La robotica umanoide si sta rapidamente affermando come una delle frontiere più promettenti dell’automazione, ma il vero motore della sua evoluzione non è solo l’intelligenza artificiale. È il motion control.
A sottolinearlo è Clara Sipes, market analyst di Interact Analysis, secondo cui la domanda di componenti per il controllo del movimento crescerà a un tasso annuo medio del +102% fino al 2029, aprendo un nuovo segmento ad alto valore nell’automazione industriale.
Oggi il mercato resta limitato e ancora legato a prototipi e progetti pilota. Tuttavia, il passaggio verso applicazioni reali e scalabili sta accelerando, sostenuto sia dai progressi dell’AI sia da investimenti crescenti da parte dell’industria.
Robotica umanoide e mercato in evoluzione
Il 2025 ha segnato un primo punto di svolta: le spedizioni di robot umanoidi hanno raggiunto circa 20.000 unità, contro le 2.000 dell’anno precedente. Nonostante ciò, le installazioni operative sul campo restano limitate, con circa 2.500 unità effettivamente in uso.
Secondo Sipes, la vera sfida è la scalabilità. «Il passaggio dai prototipi all’adozione commerciale su larga scala è il nodo centrale per l’intero settore». Una volta superata questa fase, si aprirà una nuova ondata di investimenti da parte di logistica, manifattura e servizi.
Le prospettive di crescita sono quindi rimandate soprattutto al prossimo decennio, quando la robotica umanoide potrebbe uscire definitivamente dalla fase sperimentale.
Motion control: il cuore della robotica umanoide
Se l’AI rappresenta il cervello, il motion control è il sistema nervoso della robotica umanoide. Ogni robot integra decine di motori, azionamenti e controllori: in media circa 30 servo motori per garantire movimenti completi e coordinati.
Secondo Sipes, «la capacità di replicare movimenti umani richiede sistemi di controllo estremamente avanzati, in grado di gestire precisione, velocità e sicurezza in tempo reale». Questo implica requisiti elevati: alta densità di coppia, controllo preciso della velocità, movimenti fluidi e integrazione compatta
Da qui emerge un trend chiaro: la robotica umanoide si configura come un’applicazione premium per il motion control, spingendo lo sviluppo di soluzioni integrate e ad alte prestazioni.
Integrazione e sicurezza: le leve tecnologiche
Tra le tecnologie più promettenti, Sipes evidenzia i sistemi integrati motore-azionamento. Queste soluzioni combinano in un’unica architettura motore, elettronica di controllo e sensori, riducendo ingombri, cablaggi e consumi. Un vantaggio cruciale per robot umanoidi, dove spazio e peso incidono direttamente sulle performance.
Allo stesso tempo, cresce l’importanza della sicurezza funzionale. L’interazione diretta con l’uomo impone standard elevati, con funzionalità come Safe Torque Off e controllo sicuro di velocità e posizione sempre più centrali.

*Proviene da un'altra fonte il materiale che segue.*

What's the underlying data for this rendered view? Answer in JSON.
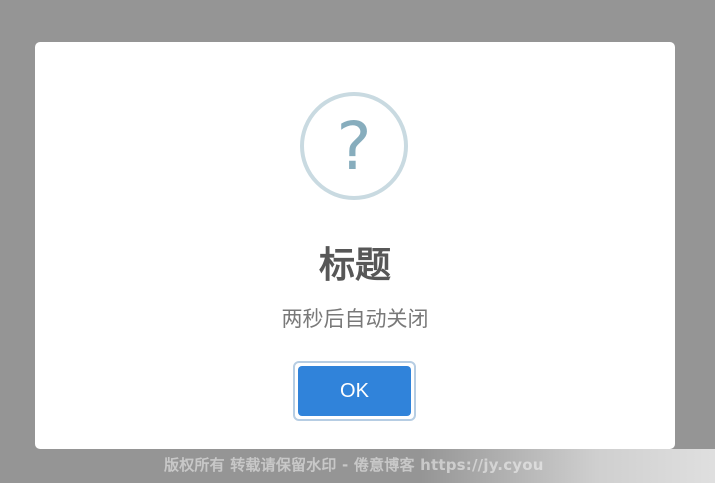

Il tema normativo è ancora in evoluzione. Gli attuali standard per robot industriali non coprono completamente le specificità degli umanoidi, aprendo nuove opportunità per i fornitori in grado di offrire soluzioni certificate.
Verso la sostenibilità economica
Dal punto di vista tecnologico, i robot umanoidi hanno già superato la fase puramente sperimentale. La sfida ora è dimostrare un ritorno economico concreto nelle applicazioni reali.
Secondo Sipes, «l’aumento degli investimenti pubblici e privati sta accelerando lo sviluppo e avvicinando il mercato alla sostenibilità economica». Con il miglioramento delle prestazioni e la riduzione dei costi, la commercializzazione su larga scala appare sempre più plausibile.
Il messaggio per i fornitori di motion control è chiaro: il mercato è ancora agli inizi, ma le basi della crescita futura si stanno già costruendo oggi.